Steerage, you called it. That large, slow-moving filth. You were in first class, so you barely considered us human.

That was if you considered us at all.

Years later, when you’d see photos of the victims, you’d cringe at the fate of so many people like us. When you see the photo of my mother and I you think about the tragedy.

How unfair, you’d think.

Lifeboats on Titanic were reserved for first-class passengers and there were not enough lifeboats even for them. Buried away her belly, we third-class passengers the smallest chance of survival of anyone on board. Of the one thousand, five hundred and seventeen souls who died that night, three out of four were third-class. The youngest was but a year; the oldest nearly 75.

They were terrified strangers screaming into the void for their lives to be saved. Seeking a new life in a new land of promise instead they instead froze to death or drowned.

What a waste, you’d think.

And you’d be right. Those things really did happen. That story is true.

But it is not my story.

My story will make you feel much different.

For while others screamed, we survived.

My mother and I had but one bag between us when we boarded; most everyone did. Battered and bruised and scuffed and scratched each nevertheless held the promise of a new life in an America that wanted them.

Our own country would not want us; nor would America had it know the truth.

In my mother’s bag was survival.

We felt the collision before the others and when we did, we knew what to do. Quietly my mother removed from the bag the dresses that she had taken from the dead woman and her daughter.
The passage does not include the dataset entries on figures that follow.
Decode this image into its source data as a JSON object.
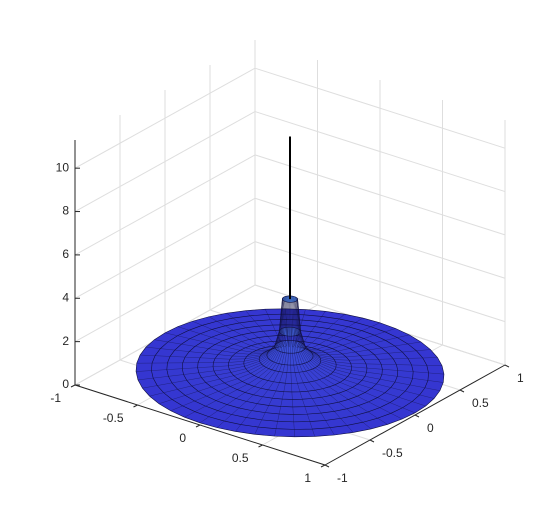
{
  "chart_data": {
    "type": "surface3d",
    "xlim": [
      -1,
      1
    ],
    "ylim": [
      -1,
      1
    ],
    "zlim": [
      0,
      11.3
    ],
    "xticks": [
      -1,
      -0.5,
      0,
      0.5,
      1
    ],
    "yticks": [
      -1,
      -0.5,
      0,
      0.5,
      1
    ],
    "zticks": [
      0,
      2,
      4,
      6,
      8,
      10
    ],
    "grid": true,
    "r": [
      1,
      0.9,
      0.8,
      0.7,
      0.6,
      0.5,
      0.4,
      0.3,
      0.2,
      0.15,
      0.1,
      0.07,
      0.05,
      0.03,
      0.02,
      0.01
    ],
    "z": [
      0.1,
      0.15,
      0.2,
      0.25,
      0.3,
      0.35,
      0.4,
      0.5,
      0.7,
      0.9,
      1.3,
      2,
      3.5,
      5.5,
      8,
      11
    ],
    "color": "#3434d0",
    "peak_color": "#58a8f0"
  }
}
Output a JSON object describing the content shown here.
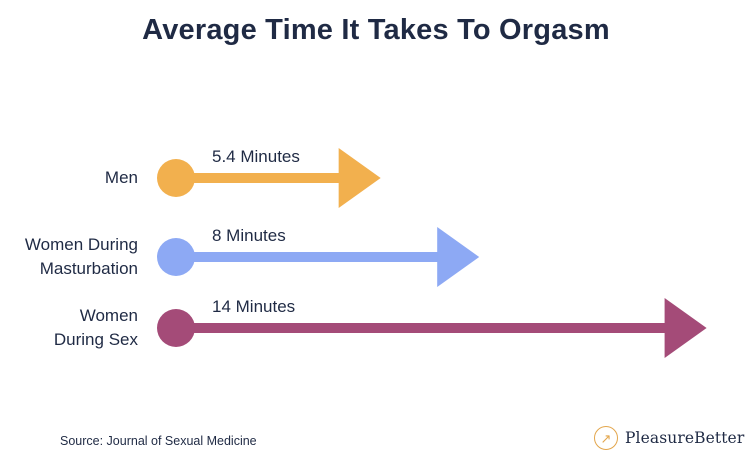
{
  "chart_data": {
    "type": "bar",
    "title": "Average Time It Takes To Orgasm",
    "categories": [
      "Men",
      "Women During Masturbation",
      "Women During Sex"
    ],
    "category_lines": [
      [
        "Men"
      ],
      [
        "Women During",
        "Masturbation"
      ],
      [
        "Women",
        "During Sex"
      ]
    ],
    "values": [
      5.4,
      8,
      14
    ],
    "unit": "Minutes",
    "data_labels": [
      "5.4 Minutes",
      "8 Minutes",
      "14 Minutes"
    ],
    "colors": [
      "#f2b04e",
      "#8da9f4",
      "#a44b78"
    ]
  },
  "source": "Source: Journal of Sexual Medicine",
  "brand": {
    "name": "PleasureBetter",
    "icon": "arrow-up-right-icon",
    "color": "#e3a64c"
  }
}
My mother had been their housekeeper in Southampton and the woman had always remarked with much affection how my mother and I were the same size as she and her own daughter. They could have been friends in a different life, she said.

The last time she said it had given my mother the idea. With the money my mother had also taken after the murders we had enough for a third-class ticket.

It was no trouble finding a lifeboat. My mother knew they would be loading women and children into the lifeboats first. With the woman’s clothes and the remaining money we floated away in the second boat to launch. A few hours after the murder Scotland Yard would name my mother the prime suspect but by then it was too late. We were already miles away when we saw the boat’s enormous bow rise up, linger, and then come crashing down into the blackness.